Background and purpose: Cryptococcus neoformans is a pathogenic fungus that causes fungal meningitis and other infections in immunocompromised patients. The casein kinase 2 (Ck2) complex regulates cellular processes. This study provides transcriptomics and functional insights into the Ck2 complex and other pathogenic proteins of Cryptococcus neoformans as therapeutic targets.

Materials and methods: The study used computational methods to explore the transcriptomic and functional aspects of the Ck2 complex and other pathogenic proteins in Cryptococcus neoformans. RNA-sequencing analysis of control and experimental cell cultures under three different conditions (cka1Δ mutant vs wild, ckaΔ, ckb1Δ, ckb2Δ [triple] mutants vs wild, and wild vs all mutants) was performed, followed by the STRING analysis of the dysregulated genes to identify the protein-protein interactions, while Cytoscape was used to identify the hub genes in all three conditions.

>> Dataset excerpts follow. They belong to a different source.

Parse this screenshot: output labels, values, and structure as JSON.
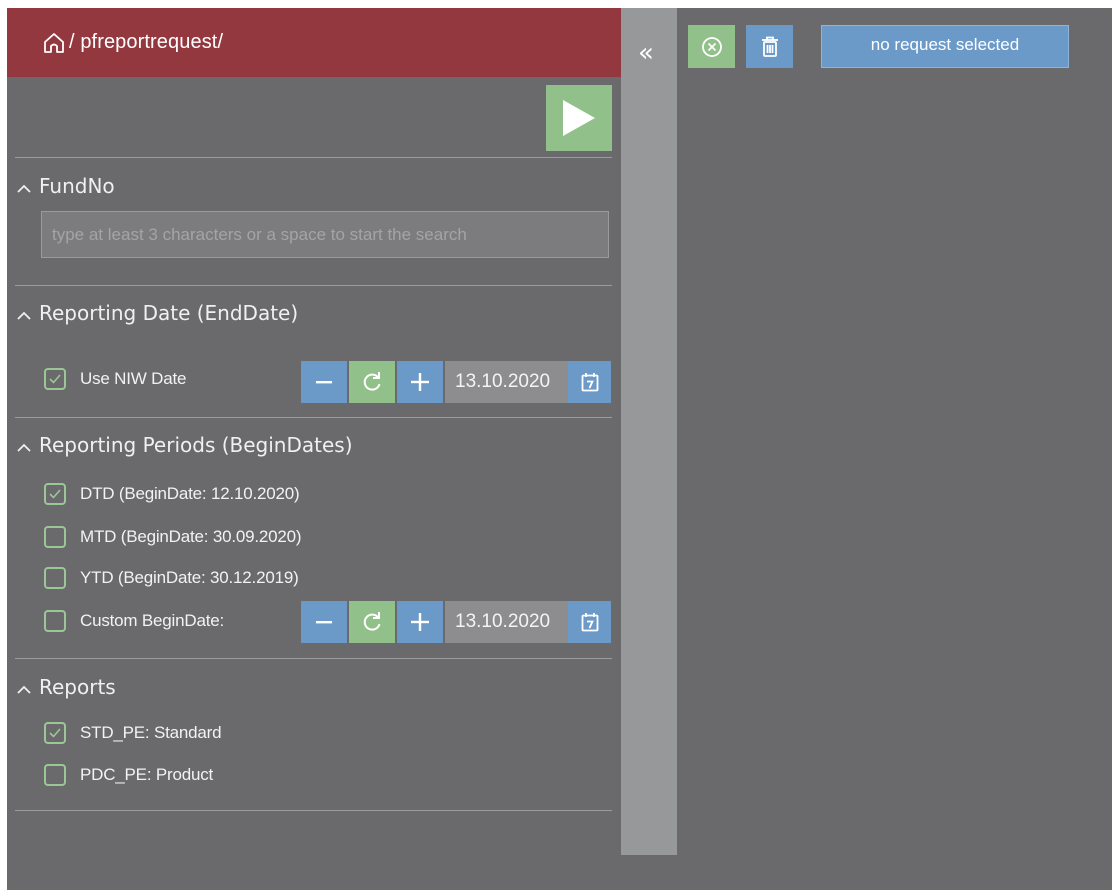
{
  "header": {
    "path": "/ pfreportrequest/",
    "icon": "home-icon"
  },
  "run_button": {
    "icon": "play-icon"
  },
  "sections": {
    "fundno": {
      "title": "FundNo",
      "placeholder": "type at least 3 characters or a space to start the search",
      "value": ""
    },
    "reporting_date": {
      "title": "Reporting Date (EndDate)",
      "use_nav": {
        "label": "Use NIW Date",
        "checked": true
      },
      "date": "13.10.2020"
    },
    "reporting_periods": {
      "title": "Reporting Periods (BeginDates)",
      "items": [
        {
          "label": "DTD (BeginDate: 12.10.2020)",
          "checked": true
        },
        {
          "label": "MTD (BeginDate: 30.09.2020)",
          "checked": false
        },
        {
          "label": "YTD (BeginDate: 30.12.2019)",
          "checked": false
        },
        {
          "label": "Custom BeginDate:",
          "checked": false
        }
      ],
      "custom_date": "13.10.2020"
    },
    "reports": {
      "title": "Reports",
      "items": [
        {
          "label": "STD_PE: Standard",
          "checked": true
        },
        {
          "label": "PDC_PE: Product",
          "checked": false
        }
      ]
    }
  },
  "collapse": {
    "label": "«"
  },
  "toolbar": {
    "status_label": "no request selected"
  },
  "colors": {
    "header": "#943840",
    "green": "#92c08a",
    "blue": "#6c9ac8",
    "panel": "#6a6a6c"
  }
}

Results: The RNA-sequencing analysis resulted in various dysregulated genes such as 936 (cka1Δ mutant vs wild), 1154 (triple vs wild), and 1159 (wild vs all mutants). Cellular components, molecular functions, and KEGG pathways in three conditions. The hub genes that elevated the most, Q5KFT2_CRYNJ, ARO1_CRYNJ, Q5KL19_CRYNJ, Q5KC42_CRYNJ, Q5KNI6_CRYNJ, Q5KCS1_CRYNJ, Q5KNH2_CRYNJ, Q5KA46_CRYNJ, Q5KEV1_CRYNJ, Q5KFT0_CRYNJ, Q5KAB9_CRYNJ, Q5KN73_CRYNJ, Q5KLJ6_CRYNJ, and Q5KHQ2_CRYNJ, were selected for FDA-approved drugs screening using GNINA, resulting in three potential drugs (amphotericin B, idarubicin, and candicidin) for respective proteins.

Conclusions: The Ck2 complex in C. neoformans regulates cellular processes, including proliferation and apoptosis. Disruption of this complex affects cellular functions. This study identifies deletion mutations and pathogenic proteins, revealing top-performing drugs. Further clinical investigations are needed to confirm these findings.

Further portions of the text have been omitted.